Repeated random sampling shows up whenever the exam asks you to interpret a confidence level. A classic multiple-choice trap gives you four interpretations of '95% confidence' and only one says something like 'in repeated random sampling with the same sample size, about 95% of intervals would capture the true proportion.' The wrong answers say things like 'there is a 95% probability the parameter is in this interval' or '95% of the data falls in the interval.' On FRQs, confidence interval questions are a Unit 6 staple, and if a part asks what the confidence level means, your answer needs the repeated-sampling language plus context. Be careful not to swap it in when the question asks you to interpret the interval itself; that interpretation is about being C% confident the interval from this sample captures the population proportion, no repetition required.
These are two different prompts with two different answers. Interpreting the INTERVAL means saying 'we are 95% confident the interval from 0.42 to 0.48 captures the true proportion of [context].' Interpreting the LEVEL is where repeated random sampling comes in: 'in repeated random sampling with the same sample size, about 95% of intervals created would capture the true proportion.' Mixing them up, especially writing 'there's a 95% probability the parameter is in my interval,' is one of the most common ways to lose credit on this topic.

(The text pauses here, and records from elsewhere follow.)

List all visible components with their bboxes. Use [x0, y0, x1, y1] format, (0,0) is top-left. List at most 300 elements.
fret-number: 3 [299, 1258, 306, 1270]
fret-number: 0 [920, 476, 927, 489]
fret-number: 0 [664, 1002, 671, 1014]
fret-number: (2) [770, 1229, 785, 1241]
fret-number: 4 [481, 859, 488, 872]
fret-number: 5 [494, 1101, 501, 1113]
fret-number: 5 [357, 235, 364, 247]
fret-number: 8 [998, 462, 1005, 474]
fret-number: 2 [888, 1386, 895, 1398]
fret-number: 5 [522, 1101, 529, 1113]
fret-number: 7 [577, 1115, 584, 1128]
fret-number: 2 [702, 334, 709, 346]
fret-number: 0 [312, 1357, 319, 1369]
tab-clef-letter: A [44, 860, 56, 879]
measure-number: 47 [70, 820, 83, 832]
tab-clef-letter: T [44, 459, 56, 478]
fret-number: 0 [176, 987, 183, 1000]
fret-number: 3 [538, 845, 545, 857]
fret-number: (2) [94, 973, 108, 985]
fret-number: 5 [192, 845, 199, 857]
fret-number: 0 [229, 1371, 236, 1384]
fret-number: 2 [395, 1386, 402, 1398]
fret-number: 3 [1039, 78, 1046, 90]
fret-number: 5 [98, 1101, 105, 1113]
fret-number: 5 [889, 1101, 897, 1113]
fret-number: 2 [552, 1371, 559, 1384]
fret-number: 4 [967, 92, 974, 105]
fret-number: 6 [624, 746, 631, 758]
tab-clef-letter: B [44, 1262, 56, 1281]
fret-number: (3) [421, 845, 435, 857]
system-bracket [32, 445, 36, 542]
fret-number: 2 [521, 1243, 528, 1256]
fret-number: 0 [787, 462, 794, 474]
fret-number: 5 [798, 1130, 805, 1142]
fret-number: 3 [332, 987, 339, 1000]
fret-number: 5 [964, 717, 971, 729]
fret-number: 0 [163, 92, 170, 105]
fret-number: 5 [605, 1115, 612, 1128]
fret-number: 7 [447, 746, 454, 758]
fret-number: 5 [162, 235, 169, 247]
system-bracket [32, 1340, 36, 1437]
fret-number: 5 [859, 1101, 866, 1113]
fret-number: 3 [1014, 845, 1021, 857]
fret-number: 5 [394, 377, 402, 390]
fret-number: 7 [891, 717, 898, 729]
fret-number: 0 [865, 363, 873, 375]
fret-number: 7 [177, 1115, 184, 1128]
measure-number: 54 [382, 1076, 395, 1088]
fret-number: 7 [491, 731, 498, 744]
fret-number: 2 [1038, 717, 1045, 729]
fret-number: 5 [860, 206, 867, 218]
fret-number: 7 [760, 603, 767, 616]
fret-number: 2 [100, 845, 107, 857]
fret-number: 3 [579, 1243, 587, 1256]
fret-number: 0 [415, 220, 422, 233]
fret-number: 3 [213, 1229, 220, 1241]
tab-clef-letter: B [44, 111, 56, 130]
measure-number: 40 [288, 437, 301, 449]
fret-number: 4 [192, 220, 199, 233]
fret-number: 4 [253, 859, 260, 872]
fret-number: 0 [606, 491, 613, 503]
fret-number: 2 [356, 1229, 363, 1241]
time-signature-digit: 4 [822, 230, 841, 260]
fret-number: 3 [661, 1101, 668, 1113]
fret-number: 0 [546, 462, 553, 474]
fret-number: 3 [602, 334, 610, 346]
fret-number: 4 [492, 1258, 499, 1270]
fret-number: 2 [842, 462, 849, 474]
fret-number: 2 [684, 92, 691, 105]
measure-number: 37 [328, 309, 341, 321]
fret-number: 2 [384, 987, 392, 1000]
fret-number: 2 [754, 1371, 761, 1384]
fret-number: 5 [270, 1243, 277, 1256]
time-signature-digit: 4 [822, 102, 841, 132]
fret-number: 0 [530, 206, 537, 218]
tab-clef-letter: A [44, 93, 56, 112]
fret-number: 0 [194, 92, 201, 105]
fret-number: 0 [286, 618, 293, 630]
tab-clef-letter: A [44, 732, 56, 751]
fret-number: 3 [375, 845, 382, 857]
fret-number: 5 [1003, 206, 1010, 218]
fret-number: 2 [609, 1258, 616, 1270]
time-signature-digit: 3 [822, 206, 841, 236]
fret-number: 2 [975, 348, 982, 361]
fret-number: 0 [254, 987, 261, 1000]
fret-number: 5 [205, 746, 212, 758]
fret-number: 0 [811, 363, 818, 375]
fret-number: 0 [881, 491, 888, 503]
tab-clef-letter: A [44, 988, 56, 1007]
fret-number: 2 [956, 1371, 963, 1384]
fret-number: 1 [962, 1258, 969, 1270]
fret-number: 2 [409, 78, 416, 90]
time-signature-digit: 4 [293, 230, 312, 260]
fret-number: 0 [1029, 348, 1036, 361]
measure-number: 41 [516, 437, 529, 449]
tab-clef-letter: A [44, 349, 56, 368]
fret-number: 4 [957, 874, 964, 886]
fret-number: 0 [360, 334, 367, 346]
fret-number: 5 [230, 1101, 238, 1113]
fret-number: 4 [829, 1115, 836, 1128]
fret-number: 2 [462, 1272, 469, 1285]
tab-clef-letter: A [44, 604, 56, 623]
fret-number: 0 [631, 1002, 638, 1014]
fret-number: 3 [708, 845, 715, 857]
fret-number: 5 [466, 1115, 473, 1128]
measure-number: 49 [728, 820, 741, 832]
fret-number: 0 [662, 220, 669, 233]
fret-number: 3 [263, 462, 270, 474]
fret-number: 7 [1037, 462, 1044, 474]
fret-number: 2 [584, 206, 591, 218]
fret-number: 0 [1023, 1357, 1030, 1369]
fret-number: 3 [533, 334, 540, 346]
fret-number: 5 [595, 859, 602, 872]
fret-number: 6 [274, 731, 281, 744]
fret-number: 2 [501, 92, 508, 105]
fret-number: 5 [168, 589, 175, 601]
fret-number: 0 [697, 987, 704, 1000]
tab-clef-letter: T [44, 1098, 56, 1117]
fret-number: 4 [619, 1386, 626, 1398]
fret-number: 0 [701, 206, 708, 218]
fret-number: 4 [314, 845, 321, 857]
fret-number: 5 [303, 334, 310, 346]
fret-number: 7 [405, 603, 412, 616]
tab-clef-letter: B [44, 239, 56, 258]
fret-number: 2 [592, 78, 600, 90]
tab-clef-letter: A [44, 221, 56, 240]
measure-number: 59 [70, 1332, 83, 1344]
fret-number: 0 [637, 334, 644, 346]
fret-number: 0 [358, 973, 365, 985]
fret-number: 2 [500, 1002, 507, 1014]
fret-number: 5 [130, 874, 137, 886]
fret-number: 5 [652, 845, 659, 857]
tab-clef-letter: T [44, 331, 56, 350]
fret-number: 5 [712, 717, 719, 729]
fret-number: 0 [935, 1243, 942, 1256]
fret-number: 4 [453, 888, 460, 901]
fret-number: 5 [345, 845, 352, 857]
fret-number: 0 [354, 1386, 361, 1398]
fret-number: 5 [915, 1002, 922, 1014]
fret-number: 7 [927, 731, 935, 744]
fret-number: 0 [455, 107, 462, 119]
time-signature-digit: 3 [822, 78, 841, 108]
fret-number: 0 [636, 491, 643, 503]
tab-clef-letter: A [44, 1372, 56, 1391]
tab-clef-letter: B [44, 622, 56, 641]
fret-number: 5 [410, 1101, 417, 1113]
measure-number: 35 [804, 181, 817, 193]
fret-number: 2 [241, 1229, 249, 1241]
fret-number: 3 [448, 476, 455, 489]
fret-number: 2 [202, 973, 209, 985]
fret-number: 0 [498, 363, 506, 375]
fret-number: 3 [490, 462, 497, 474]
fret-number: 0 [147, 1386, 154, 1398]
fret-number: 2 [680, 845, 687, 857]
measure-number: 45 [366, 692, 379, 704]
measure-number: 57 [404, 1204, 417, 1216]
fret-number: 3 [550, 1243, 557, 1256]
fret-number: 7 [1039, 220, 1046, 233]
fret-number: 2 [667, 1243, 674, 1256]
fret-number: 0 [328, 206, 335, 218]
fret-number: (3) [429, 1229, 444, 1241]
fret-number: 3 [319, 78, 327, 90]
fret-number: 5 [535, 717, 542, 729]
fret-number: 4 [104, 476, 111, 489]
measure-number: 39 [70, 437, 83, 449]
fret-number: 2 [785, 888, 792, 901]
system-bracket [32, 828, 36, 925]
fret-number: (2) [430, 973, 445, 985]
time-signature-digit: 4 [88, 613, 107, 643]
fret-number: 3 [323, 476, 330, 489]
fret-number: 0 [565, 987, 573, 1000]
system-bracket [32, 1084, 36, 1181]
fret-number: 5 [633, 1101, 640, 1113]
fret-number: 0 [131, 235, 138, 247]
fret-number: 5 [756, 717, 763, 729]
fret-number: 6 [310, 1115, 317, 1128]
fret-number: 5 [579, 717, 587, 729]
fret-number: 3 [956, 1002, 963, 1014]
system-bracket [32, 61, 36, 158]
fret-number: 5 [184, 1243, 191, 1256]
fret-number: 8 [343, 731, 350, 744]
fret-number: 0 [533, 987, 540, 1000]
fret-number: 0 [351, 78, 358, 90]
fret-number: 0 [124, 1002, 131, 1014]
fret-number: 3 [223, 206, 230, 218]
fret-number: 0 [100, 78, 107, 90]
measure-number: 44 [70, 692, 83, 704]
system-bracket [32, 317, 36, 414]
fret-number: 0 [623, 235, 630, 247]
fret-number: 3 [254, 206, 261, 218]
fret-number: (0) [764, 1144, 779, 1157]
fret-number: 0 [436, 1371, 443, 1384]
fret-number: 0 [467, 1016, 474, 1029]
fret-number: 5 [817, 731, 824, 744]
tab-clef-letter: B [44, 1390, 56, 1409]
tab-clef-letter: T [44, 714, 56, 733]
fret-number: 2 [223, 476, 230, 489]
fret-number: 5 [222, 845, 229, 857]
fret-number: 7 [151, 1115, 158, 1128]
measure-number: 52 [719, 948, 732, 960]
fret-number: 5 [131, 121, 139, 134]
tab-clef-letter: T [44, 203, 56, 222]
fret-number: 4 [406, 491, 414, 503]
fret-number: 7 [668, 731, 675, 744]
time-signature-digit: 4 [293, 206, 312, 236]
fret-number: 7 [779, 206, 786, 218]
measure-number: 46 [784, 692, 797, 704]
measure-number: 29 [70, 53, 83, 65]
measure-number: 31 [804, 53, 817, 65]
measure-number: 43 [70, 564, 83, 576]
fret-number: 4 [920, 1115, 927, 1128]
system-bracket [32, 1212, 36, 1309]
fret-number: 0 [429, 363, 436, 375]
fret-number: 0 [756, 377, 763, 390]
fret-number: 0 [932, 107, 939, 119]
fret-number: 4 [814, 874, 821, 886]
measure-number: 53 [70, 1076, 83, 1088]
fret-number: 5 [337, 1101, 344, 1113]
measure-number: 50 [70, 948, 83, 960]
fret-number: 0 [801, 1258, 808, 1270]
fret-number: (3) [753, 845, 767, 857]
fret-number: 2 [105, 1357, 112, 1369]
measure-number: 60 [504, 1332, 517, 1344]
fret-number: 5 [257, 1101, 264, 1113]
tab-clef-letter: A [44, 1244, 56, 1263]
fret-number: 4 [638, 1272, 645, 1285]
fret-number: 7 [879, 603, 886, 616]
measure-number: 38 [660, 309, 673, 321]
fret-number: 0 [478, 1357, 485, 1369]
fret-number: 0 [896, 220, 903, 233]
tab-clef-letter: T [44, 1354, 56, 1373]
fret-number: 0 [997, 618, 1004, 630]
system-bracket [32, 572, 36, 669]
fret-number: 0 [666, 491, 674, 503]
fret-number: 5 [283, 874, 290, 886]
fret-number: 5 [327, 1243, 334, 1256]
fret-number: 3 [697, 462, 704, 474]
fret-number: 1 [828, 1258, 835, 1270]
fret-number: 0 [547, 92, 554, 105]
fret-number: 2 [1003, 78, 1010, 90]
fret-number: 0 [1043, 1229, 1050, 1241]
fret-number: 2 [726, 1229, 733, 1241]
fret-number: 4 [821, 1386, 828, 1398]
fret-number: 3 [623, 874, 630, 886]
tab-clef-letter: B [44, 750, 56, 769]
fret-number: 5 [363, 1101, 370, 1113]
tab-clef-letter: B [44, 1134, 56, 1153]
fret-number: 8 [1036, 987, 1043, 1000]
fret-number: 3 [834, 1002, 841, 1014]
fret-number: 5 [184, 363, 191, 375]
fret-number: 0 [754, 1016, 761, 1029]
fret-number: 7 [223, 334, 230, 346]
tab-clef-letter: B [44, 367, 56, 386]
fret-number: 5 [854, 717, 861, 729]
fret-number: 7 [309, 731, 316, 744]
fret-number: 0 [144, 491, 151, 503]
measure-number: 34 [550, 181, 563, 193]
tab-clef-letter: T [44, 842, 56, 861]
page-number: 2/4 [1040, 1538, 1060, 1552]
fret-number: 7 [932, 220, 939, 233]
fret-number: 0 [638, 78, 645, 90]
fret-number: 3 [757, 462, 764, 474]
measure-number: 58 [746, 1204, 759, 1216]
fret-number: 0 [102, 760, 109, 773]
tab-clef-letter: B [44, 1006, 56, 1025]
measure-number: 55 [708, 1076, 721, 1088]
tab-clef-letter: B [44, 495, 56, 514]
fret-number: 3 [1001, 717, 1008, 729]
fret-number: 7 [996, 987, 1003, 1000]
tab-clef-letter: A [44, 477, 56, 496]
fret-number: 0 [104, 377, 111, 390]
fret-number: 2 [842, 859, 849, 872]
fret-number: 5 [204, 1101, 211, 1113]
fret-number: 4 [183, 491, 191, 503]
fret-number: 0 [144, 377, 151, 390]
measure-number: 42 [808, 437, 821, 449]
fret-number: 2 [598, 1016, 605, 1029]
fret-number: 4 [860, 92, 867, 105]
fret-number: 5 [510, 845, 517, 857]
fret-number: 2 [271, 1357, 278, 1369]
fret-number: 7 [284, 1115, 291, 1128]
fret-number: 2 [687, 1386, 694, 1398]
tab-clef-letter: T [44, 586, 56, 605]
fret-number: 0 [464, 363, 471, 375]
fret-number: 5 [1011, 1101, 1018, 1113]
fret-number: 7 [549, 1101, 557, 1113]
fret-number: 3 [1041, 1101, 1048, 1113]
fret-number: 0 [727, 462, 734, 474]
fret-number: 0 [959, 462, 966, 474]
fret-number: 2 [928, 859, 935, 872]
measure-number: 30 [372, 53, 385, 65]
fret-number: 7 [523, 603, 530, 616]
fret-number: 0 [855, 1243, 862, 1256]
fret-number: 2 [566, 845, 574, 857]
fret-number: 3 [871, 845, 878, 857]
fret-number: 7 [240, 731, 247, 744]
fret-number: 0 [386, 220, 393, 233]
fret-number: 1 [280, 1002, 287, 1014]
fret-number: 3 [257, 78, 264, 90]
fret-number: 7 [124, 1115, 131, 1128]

Repeated random sampling means imagining many random samples of the same size taken from the same population, each producing its own statistic and its own interval.
A C% confidence level means that in repeated random sampling with the same sample size, approximately C% of the confidence intervals created will capture the true population proportion.
Any single confidence interval either contains the population proportion or it doesn't, because each interval is built from random sample data that varies from sample to sample.
Never say there is a C% probability or chance that the parameter is inside one specific interval; the C% describes the long-run success rate of the method.
This same repeated-sampling logic explains sampling distributions in Unit 5 and carries forward to confidence intervals for means in Unit 7 and slopes in Unit 9.
It's the idea of taking many random samples of the same size from a population, used to explain what a confidence level means. In repeated random sampling, approximately C% of the confidence intervals created will capture the true population proportion, which is the CED's official interpretation of confidence level in Topic 6.3.
No, and this is the misconception the exam loves to test. Your one interval either contains the parameter or it doesn't. The 95% means that if you repeated the random sampling process many times, about 95% of the resulting intervals would capture the true proportion.
Repeated random sampling is the process; the sampling distribution is the result. If you take many random samples and record the sample proportion from each, the pattern those proportions form is the sampling distribution from Unit 5. Confidence intervals in Unit 6 use that distribution to set their margin of error.
No. You build a confidence interval from one random sample. Repeated random sampling is a hypothetical used to interpret the confidence level, describing how the method would perform across many samples you never actually take.
Use the template from the CED: 'In repeated random sampling with the same sample size, approximately C% of confidence intervals created will capture the true population proportion of [context].' Including the sample size condition, the approximate capture rate, and the context is what earns full credit.